Diese Aufgabe ist nicht leicht, aber sie entsteht und reift heran ausgehend von einem starken Verantwortungsbewusstsein. Der islamisch/christliche Dialog insbesondere erfordert Geduld und Demut, begleitet von einem vertieften Studium, denn Oberflächlichkeit und Improvisation können kontraproduktiv sein oder sogar Ursache von Unannehmlichkeiten und Verlegenheiten werden. Ein dauerhaftes und beständiges Engagement ist notwendig, damit wir in den verschiedenen Situationen und Kontexten nicht unvorbereitet sind. Aus diesem Grund ist eine besondere Ausbildung erforderlich, die sich nicht auf die soziologische Analyse beschränken darf, sondern die Merkmale eines Weges zwischen Menschen haben muss, die jenen Religionen angehören, die sich, wenn auch auf unterschiedliche Weise, auf die geistliche Vaterschaft Abrahams berufen. Kultur und Bildung sind keineswegs zweitrangig in einem wahren Prozess der Annäherung an den anderen, der bei jedem Menschen »sein Leben, seine körperliche Unversehrtheit, seine Würde, seine ethnische und kulturelle Identität, seine Vorstellungen und seine politischen Entscheidungen « achtet (Botschaft zum Ende des Ramadan, 10. Juli 2013).
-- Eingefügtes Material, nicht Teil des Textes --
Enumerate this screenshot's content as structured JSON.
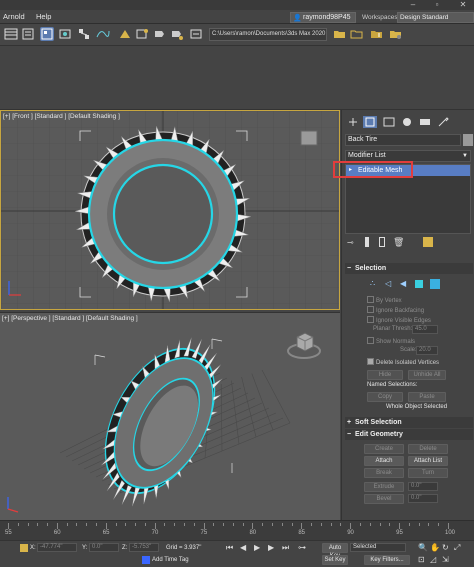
{
  "menubar": {
    "items": [
      "Arnold",
      "Help"
    ],
    "user": "raymond98P45",
    "workspaces_label": "Workspaces:",
    "workspace": "Design Standard"
  },
  "toolbar": {
    "project_path": "C:\\Users\\ramon\\Documents\\3ds Max 2020"
  },
  "viewports": {
    "front_label": "[+] [Front ] [Standard ] [Default Shading ]",
    "persp_label": "[+] [Perspective ] [Standard ] [Default Shading ]"
  },
  "command_panel": {
    "object_name": "Back Tire",
    "modifier_list": "Modifier List",
    "stack_item": "Editable Mesh",
    "selection": {
      "title": "Selection",
      "by_vertex": "By Vertex",
      "ignore_backfacing": "Ignore Backfacing",
      "ignore_visible_edges": "Ignore Visible Edges",
      "planar_thresh_label": "Planar Thresh:",
      "planar_thresh_value": "45.0",
      "show_normals": "Show Normals",
      "scale_label": "Scale:",
      "scale_value": "20.0",
      "delete_isolated": "Delete Isolated Vertices",
      "hide": "Hide",
      "unhide_all": "Unhide All",
      "named_selections": "Named Selections:",
      "copy": "Copy",
      "paste": "Paste",
      "whole_object": "Whole Object Selected"
    },
    "soft_selection": {
      "title": "Soft Selection"
    },
    "edit_geometry": {
      "title": "Edit Geometry",
      "create": "Create",
      "delete": "Delete",
      "attach": "Attach",
      "attach_list": "Attach List",
      "break": "Break",
      "turn": "Turn",
      "extrude_label": "Extrude",
      "extrude_value": "0.0\"",
      "bevel_label": "Bevel",
      "bevel_value": "0.0\""
    }
  },
  "timeline": {
    "ticks": [
      "55",
      "60",
      "65",
      "70",
      "75",
      "80",
      "85",
      "90",
      "95",
      "100"
    ]
  },
  "status": {
    "x_label": "X:",
    "x_value": "-47.774\"",
    "y_label": "Y:",
    "y_value": "0.0\"",
    "z_label": "Z:",
    "z_value": "-5.753\"",
    "grid": "Grid = 3.937\"",
    "add_time_tag": "Add Time Tag",
    "auto_key": "Auto Key",
    "set_key": "Set Key",
    "selected": "Selected",
    "key_filters": "Key Filters..."
  },
  "colors": {
    "selection_accent": "#26d6e6",
    "highlight_red": "#e23d3d",
    "stack_selected": "#587dc4",
    "active_viewport_border": "#c7a640"
  }
}
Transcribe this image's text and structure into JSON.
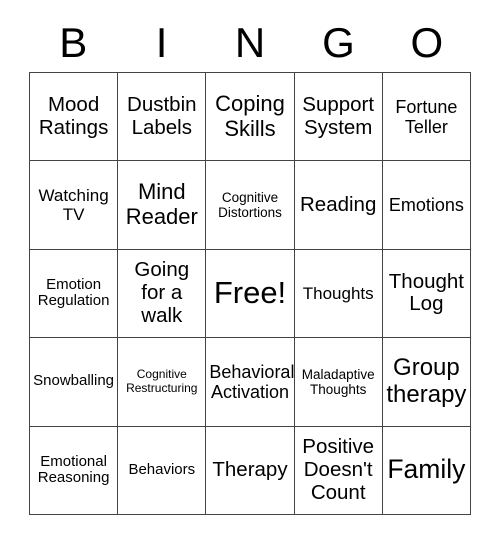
{
  "card": {
    "type": "bingo-card",
    "header_letters": [
      "B",
      "I",
      "N",
      "G",
      "O"
    ],
    "columns": 5,
    "rows": 5,
    "background_color": "#ffffff",
    "text_color": "#000000",
    "border_color": "#444444",
    "free_space_label": "Free!",
    "free_space_position": {
      "row": 3,
      "column": 3
    }
  },
  "cells": [
    {
      "text": "Mood\nRatings",
      "size": "fs-l"
    },
    {
      "text": "Dustbin\nLabels",
      "size": "fs-l"
    },
    {
      "text": "Coping\nSkills",
      "size": "fs-xl"
    },
    {
      "text": "Support\nSystem",
      "size": "fs-l"
    },
    {
      "text": "Fortune\nTeller",
      "size": "fs-ml"
    },
    {
      "text": "Watching\nTV",
      "size": "fs-m"
    },
    {
      "text": "Mind\nReader",
      "size": "fs-xl"
    },
    {
      "text": "Cognitive\nDistortions",
      "size": "fs-sm"
    },
    {
      "text": "Reading",
      "size": "fs-l"
    },
    {
      "text": "Emotions",
      "size": "fs-ml"
    },
    {
      "text": "Emotion\nRegulation",
      "size": "fs-s"
    },
    {
      "text": "Going\nfor a\nwalk",
      "size": "fs-l"
    },
    {
      "text": "Free!",
      "size": "fs-free"
    },
    {
      "text": "Thoughts",
      "size": "fs-m"
    },
    {
      "text": "Thought\nLog",
      "size": "fs-l"
    },
    {
      "text": "Snowballing",
      "size": "fs-s"
    },
    {
      "text": "Cognitive\nRestructuring",
      "size": "fs-xs"
    },
    {
      "text": "Behavioral\nActivation",
      "size": "fs-ml"
    },
    {
      "text": "Maladaptive\nThoughts",
      "size": "fs-sm"
    },
    {
      "text": "Group\ntherapy",
      "size": "fs-xxl"
    },
    {
      "text": "Emotional\nReasoning",
      "size": "fs-s"
    },
    {
      "text": "Behaviors",
      "size": "fs-s"
    },
    {
      "text": "Therapy",
      "size": "fs-l"
    },
    {
      "text": "Positive\nDoesn't\nCount",
      "size": "fs-l"
    },
    {
      "text": "Family",
      "size": "fs-huge"
    }
  ]
}
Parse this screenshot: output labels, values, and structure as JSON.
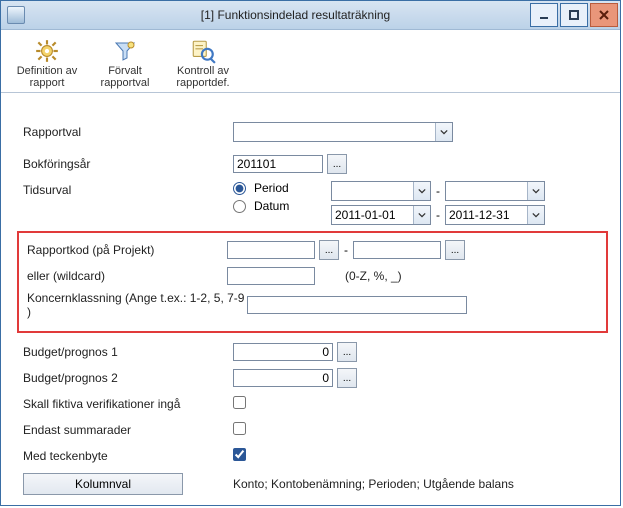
{
  "window": {
    "title": "[1]  Funktionsindelad resultaträkning"
  },
  "toolbar": {
    "items": [
      {
        "label": "Definition av rapport"
      },
      {
        "label": "Förvalt rapportval"
      },
      {
        "label": "Kontroll av rapportdef."
      }
    ]
  },
  "form": {
    "rapportval": {
      "label": "Rapportval",
      "value": ""
    },
    "bokforingsar": {
      "label": "Bokföringsår",
      "value": "201101"
    },
    "tidsurval": {
      "label": "Tidsurval",
      "radio_period": "Period",
      "radio_datum": "Datum",
      "selected": "period",
      "period_from": "",
      "period_to": "",
      "datum_from": "2011-01-01",
      "datum_to": "2011-12-31"
    },
    "rapportkod": {
      "label": "Rapportkod (på Projekt)",
      "from": "",
      "to": ""
    },
    "wildcard": {
      "label": "eller (wildcard)",
      "value": "",
      "hint": "(0-Z, %, _)"
    },
    "koncernklassning": {
      "label": "Koncernklassning (Ange t.ex.: 1-2, 5, 7-9 )",
      "value": ""
    },
    "budget1": {
      "label": "Budget/prognos 1",
      "value": "0"
    },
    "budget2": {
      "label": "Budget/prognos 2",
      "value": "0"
    },
    "fiktiva": {
      "label": "Skall fiktiva verifikationer ingå",
      "checked": false
    },
    "summarader": {
      "label": "Endast summarader",
      "checked": false
    },
    "teckenbyte": {
      "label": "Med teckenbyte",
      "checked": true
    },
    "kolumnval_btn": "Kolumnval",
    "kolumninfo": "Konto; Kontobenämning; Perioden; Utgående balans"
  },
  "glyphs": {
    "picker": "..."
  }
}
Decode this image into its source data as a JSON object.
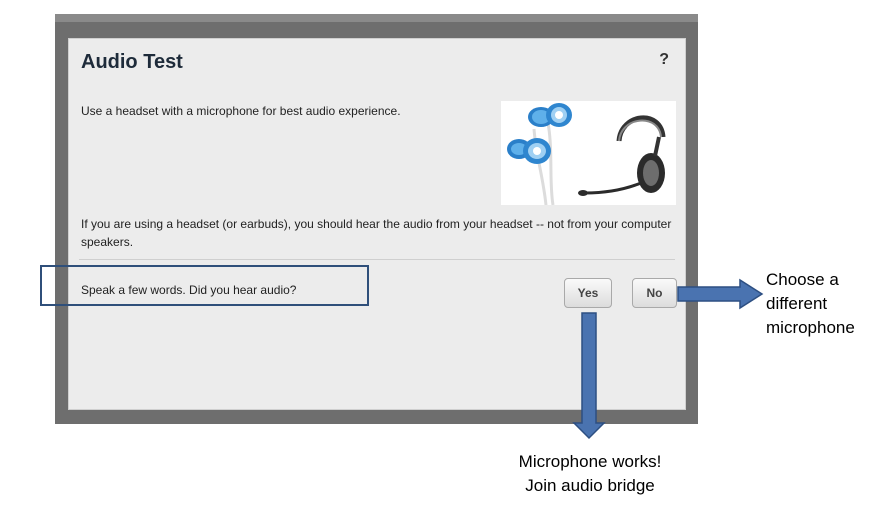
{
  "dialog": {
    "title": "Audio Test",
    "help_label": "?",
    "intro": "Use a headset with a microphone for best audio experience.",
    "info": "If you are using a headset (or earbuds), you should hear the audio from your headset -- not from your computer speakers.",
    "prompt": "Speak a few words.  Did you hear audio?",
    "yes_label": "Yes",
    "no_label": "No"
  },
  "annotations": {
    "no_outcome_lines": [
      "Choose a",
      "different",
      "microphone"
    ],
    "yes_outcome_lines": [
      "Microphone works!",
      "Join audio bridge"
    ]
  },
  "colors": {
    "arrow_fill": "#4a73b0",
    "arrow_stroke": "#2d4f82",
    "highlight_border": "#2f4f7a",
    "dialog_bg": "#ececec",
    "backdrop": "#6e6e6e"
  }
}
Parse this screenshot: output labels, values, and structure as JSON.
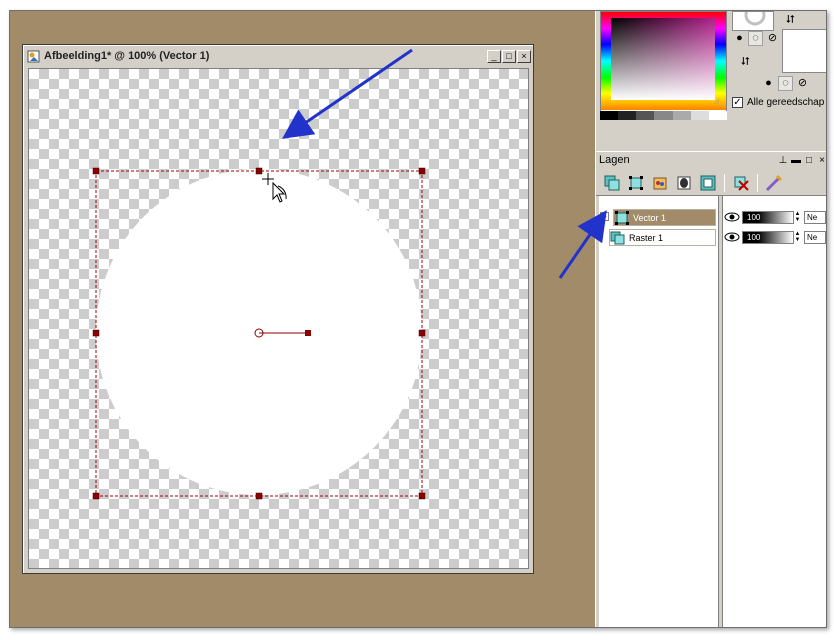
{
  "document": {
    "title": "Afbeelding1* @ 100% (Vector 1)",
    "window_buttons": {
      "minimize": "_",
      "maximize": "□",
      "close": "×"
    }
  },
  "materials": {
    "all_tools_label": "Alle gereedschap",
    "all_tools_checked": "✓"
  },
  "layers": {
    "title": "Lagen",
    "items": [
      {
        "name": "Vector 1",
        "expand": "+",
        "opacity": "100",
        "blend": "Ne",
        "active": true
      },
      {
        "name": "Raster 1",
        "expand": "",
        "opacity": "100",
        "blend": "Ne",
        "active": false
      }
    ]
  },
  "colors": {
    "workspace": "#a18b68",
    "active_layer": "#a18b68",
    "selection": "#a00000",
    "annotation_arrow": "#2233cc"
  },
  "icons": {
    "doc": "psp-document-icon",
    "pin": "pin-icon",
    "close": "close-icon",
    "arrow": "annotation-arrow"
  }
}
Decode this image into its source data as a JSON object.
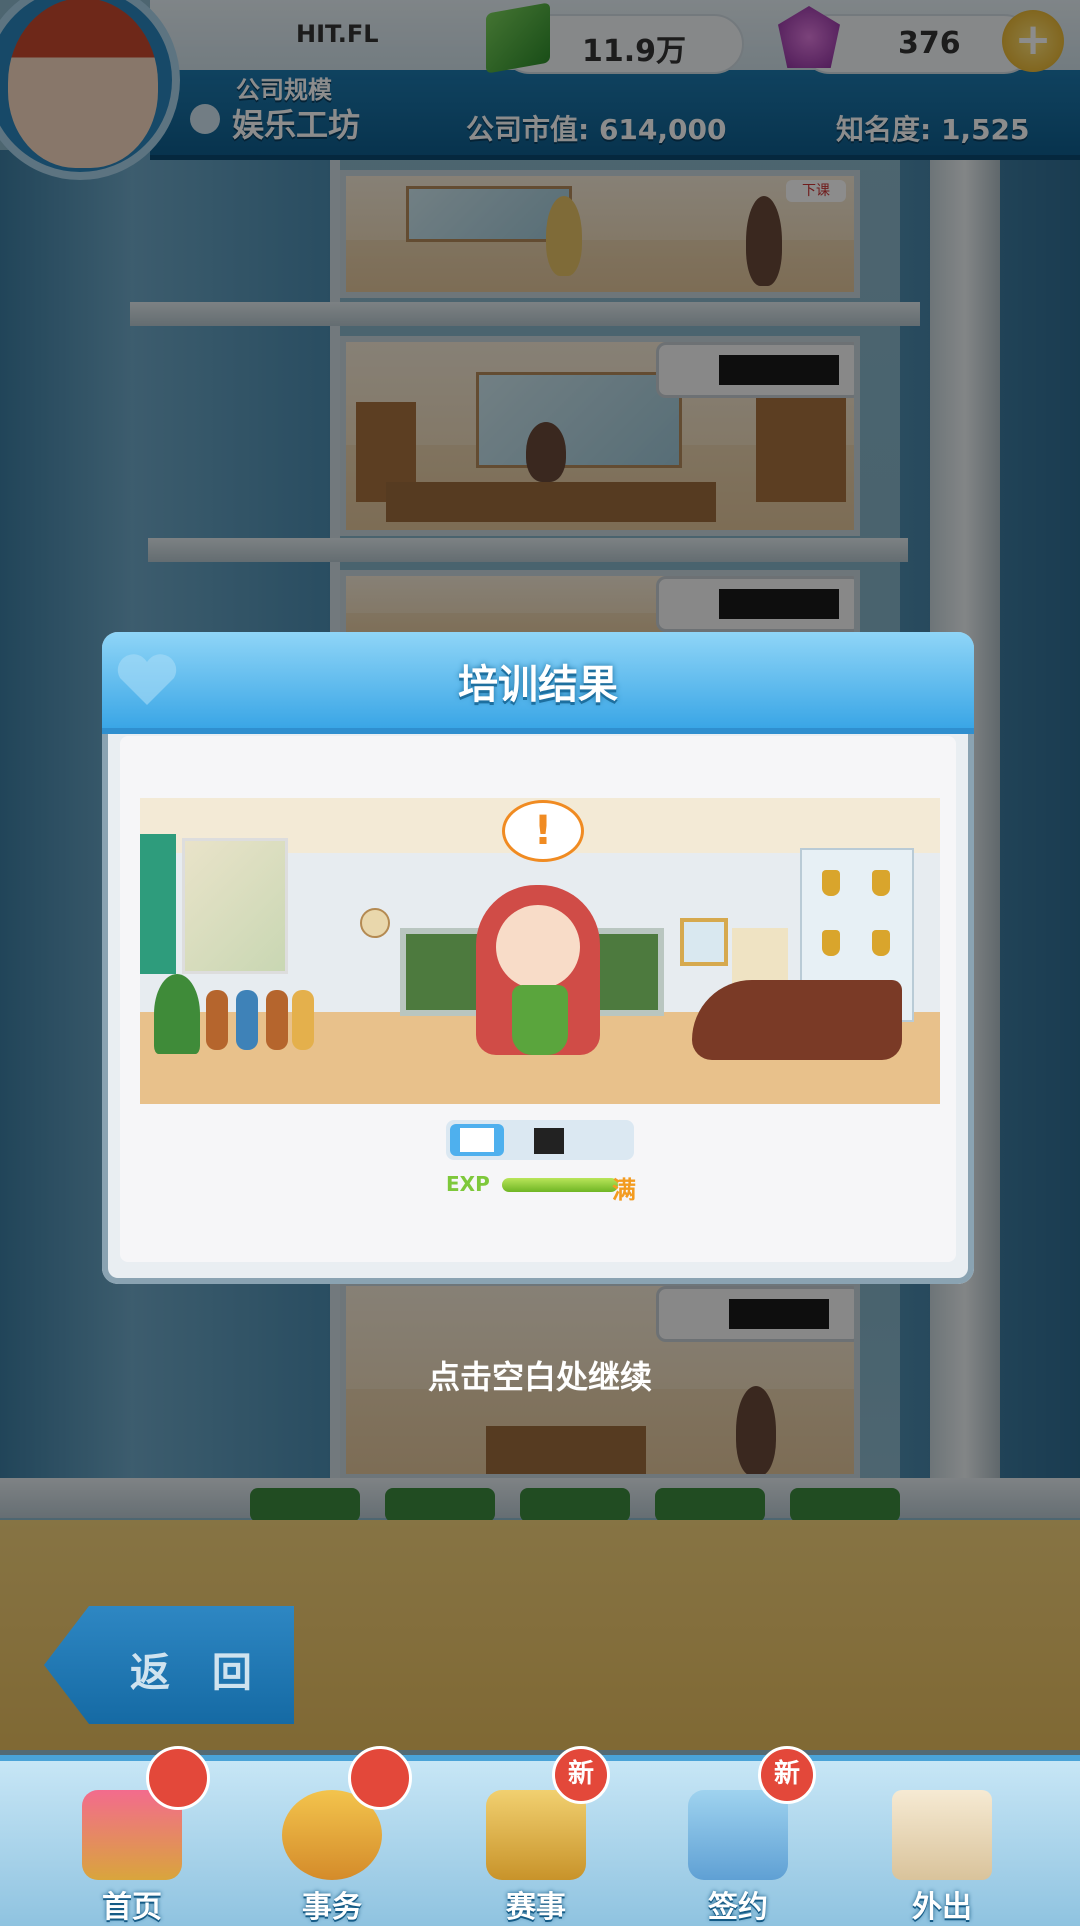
{
  "hud": {
    "player_name": "HIT.FL",
    "money": "11.9万",
    "gems": "376",
    "company_scale_label": "公司规模",
    "company_scale_value": "娱乐工坊",
    "market_value": "公司市值: 614,000",
    "fame": "知名度: 1,525",
    "add_icon_symbol": "+"
  },
  "building": {
    "floor_tag": "下课"
  },
  "modal": {
    "title": "培训结果",
    "alert_symbol": "!",
    "exp_label": "EXP",
    "exp_progress": 1.0,
    "exp_full_label": "满"
  },
  "continue_hint": "点击空白处继续",
  "back_button": "返 回",
  "nav": [
    {
      "label": "首页",
      "icon": "home-icon",
      "badge": ""
    },
    {
      "label": "事务",
      "icon": "affairs-icon",
      "badge": ""
    },
    {
      "label": "赛事",
      "icon": "trophy-icon",
      "badge": "新"
    },
    {
      "label": "签约",
      "icon": "contract-icon",
      "badge": "新"
    },
    {
      "label": "外出",
      "icon": "door-icon",
      "badge": ""
    }
  ],
  "colors": {
    "accent": "#3aa6e6",
    "exp_fill": "#7ec83b",
    "badge": "#e3483a"
  }
}
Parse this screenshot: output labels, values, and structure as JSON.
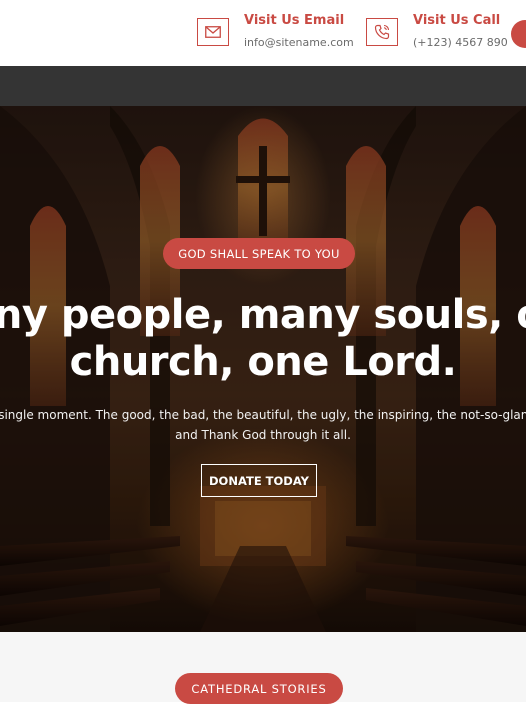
{
  "header": {
    "email": {
      "icon": "mail-icon",
      "title": "Visit Us Email",
      "value": "info@sitename.com"
    },
    "call": {
      "icon": "phone-icon",
      "title": "Visit Us Call",
      "value": "(+123) 4567 890"
    },
    "accent_color": "#c94a43"
  },
  "nav": {
    "background": "#343434"
  },
  "hero": {
    "background_image": "cathedral-interior",
    "badge": "GOD SHALL SPEAK TO YOU",
    "headline_line1": "Many people, many souls, one",
    "headline_line2": "church, one Lord.",
    "subtext_line1": "Every single moment. The good, the bad, the beautiful, the ugly, the inspiring, the not-so-glamorous",
    "subtext_line2": "and Thank God through it all.",
    "cta_label": "DONATE TODAY"
  },
  "section": {
    "badge": "CATHEDRAL STORIES"
  }
}
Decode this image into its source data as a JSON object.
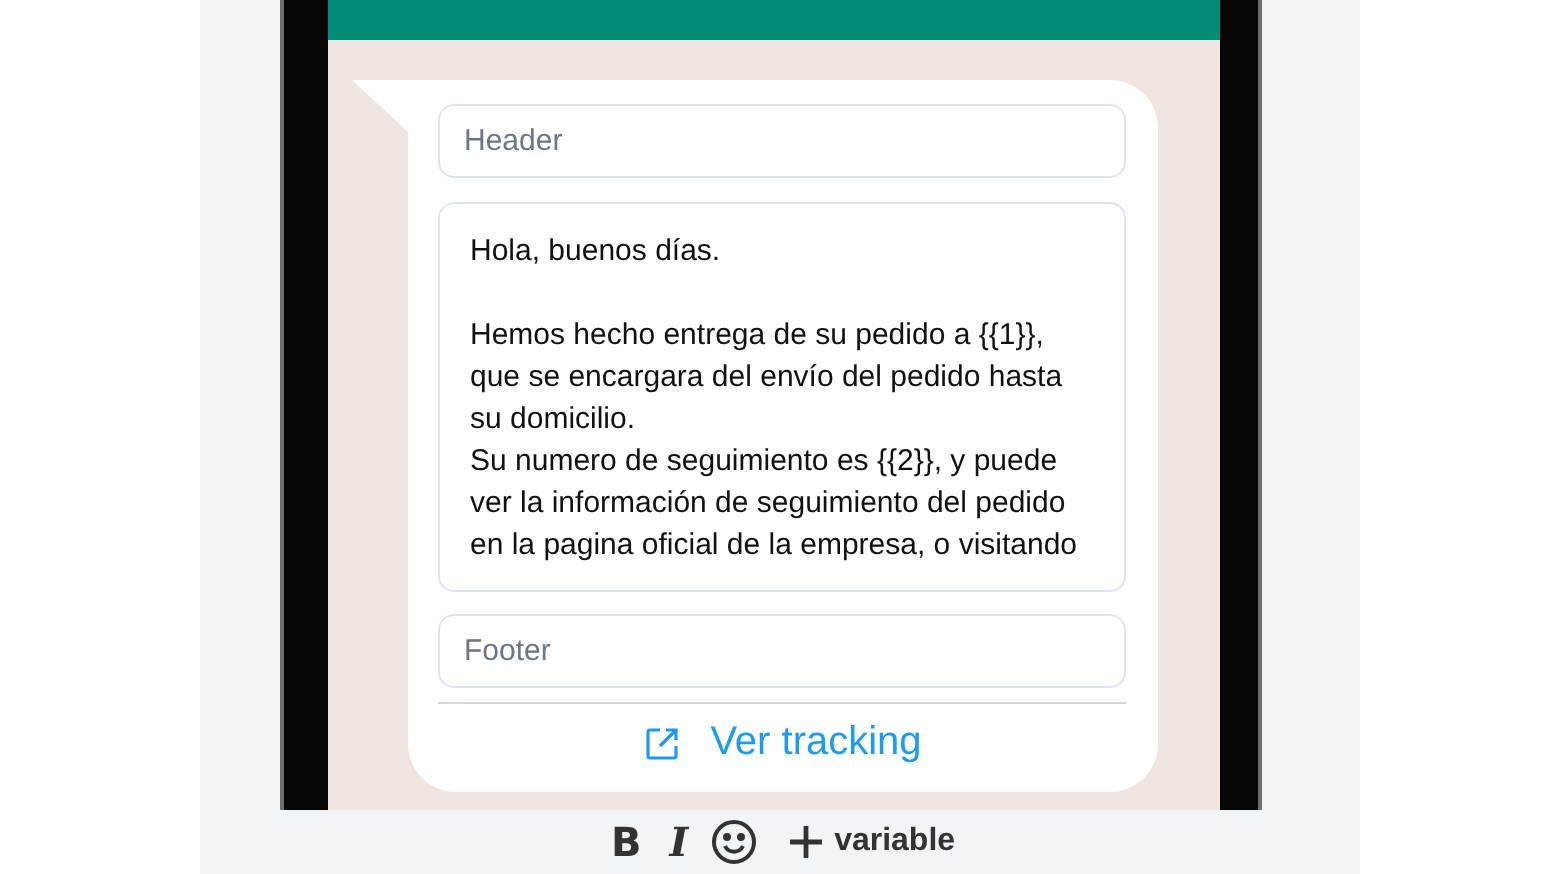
{
  "message": {
    "header": {
      "placeholder": "Header"
    },
    "body": {
      "value": "Hola, buenos días.\n\nHemos hecho entrega de su pedido a {{1}}, que se encargara del envío del pedido hasta su domicilio.\nSu numero de seguimiento es {{2}}, y puede ver la información de seguimiento del pedido en la pagina oficial de la empresa, o visitando"
    },
    "footer": {
      "placeholder": "Footer"
    },
    "button": {
      "label": "Ver tracking"
    }
  },
  "toolbar": {
    "bold": "B",
    "italic": "I",
    "variable": "variable"
  }
}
Unter den akademischen Einrichtungen des Heiligen Stuhls ist dieses Institut besonders kostbar und muss noch bekannter werden. Mein Wunsch ist, dass es immer mehr zu einem Bezugspunkt für die Ausbildung von Christen werden möge, die unter der Ägide der Kongregation für das Katholische Bildungswesen und in enger Zusammenarbeit mit dem Päpstlichen Rat für den interreligiösen Dialog im Bereich dieses Dialogs arbeiten. Möge das PISAI auf dem Weg der Vertiefung der Wahrheit, hin zu einem vollen Respekt des Menschen und seiner Würde, eine fruchtbare Zusammenarbeit mit den anderen päpstlichen Hochschulen und mit sowohl christlichen als auch muslimischen Forschungs- und Studienzentren in der ganzen Welt aufbauen. Zum freudigen Anlass dieses Jubiläums wünsche ich der Gemeinschaft des PISAI, niemals die Hauptaufgaben des Hörens und des Dialogs zu vernachlässigen, die auf klare Identitäten gegründet sind, auf leidenschaftliches, geduldiges und fundiertes Suchen nach der Wahrheit und Schönheit, die vom Schöpfer in das Herz jedes Mannes und jeder Frau gelegt wurden und in jedem echten Ausdruck der Religiosität erkennbar sind. Ich bitte euch, für mich zu beten, und wünsche euch von Herzen allen Segen.